Practical Refactoring with Syntax Trees

Laurent Direr

Programming & Software Engineering & Testing
Python Skill Intermediate
Domain Expertise Intermediate

Modern Python tooling relies heavily on syntax trees. In this talk, we take a practical look at Python's Abstract Syntax Tree (AST) and how Python code can be treated as structured data rather than plain text.

We'll start from first principles: how Python source code is parsed, what an AST represents, and how to reason about code as a tree. This builds a clear mental model that makes syntax-tree-based tooling easier to understand and work with.

From there, we'll explore how syntax trees enable automated refactoring across large codebases using scripts to rewrite code (sometimes called codemods). Using a realistic refactoring scenario, we'll implement a small refactoring tool using libCST.

The talk also shares practical tips from writing codemods. This includes how to use test-driven development when writing refactoring tools, where AI can help in refactoring tasks, and strategies for dealing with formatting.

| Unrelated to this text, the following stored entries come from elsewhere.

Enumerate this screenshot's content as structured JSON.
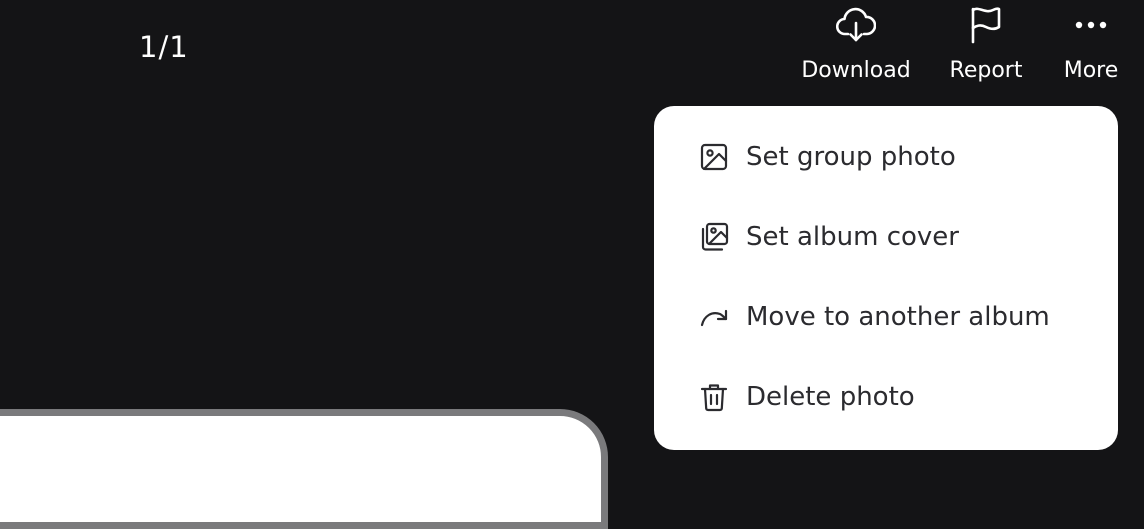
{
  "viewer": {
    "counter": "1/1"
  },
  "toolbar": {
    "download": {
      "label": "Download",
      "icon": "cloud-download-icon"
    },
    "report": {
      "label": "Report",
      "icon": "flag-icon"
    },
    "more": {
      "label": "More",
      "icon": "more-dots-icon"
    }
  },
  "menu": {
    "items": [
      {
        "label": "Set group photo",
        "icon": "image-icon"
      },
      {
        "label": "Set album cover",
        "icon": "images-stack-icon"
      },
      {
        "label": "Move to another album",
        "icon": "redo-arrow-icon"
      },
      {
        "label": "Delete photo",
        "icon": "trash-icon"
      }
    ]
  },
  "colors": {
    "background": "#141416",
    "menu_background": "#ffffff",
    "menu_text": "#2b2b2f",
    "toolbar_text": "#ffffff"
  }
}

Attendees will leave with a solid understanding of how syntax trees work in Python and a concrete starting point for writing their own automated refactoring tools.

Outline:

Minutes 0-5: Primer on Python syntax trees and the AST mental model Minutes 5-12: From syntax trees to codemods and automated refactoring Minutes 12-22: Implementing a refactoring codemod with libCST Minutes 22-27: Test-driven codemods, formatting strategies, and AI assistance Minutes 27-30: Conclusion

Laurent Direr

I'm a freelance web developer helping small teams ship reliable software. I've been working with Python for 10+ years and enjoy automating work for other developers.

These days I'm very interested in local-first software technologies. I attended the Recurse Center (a programming retreat) in 2018.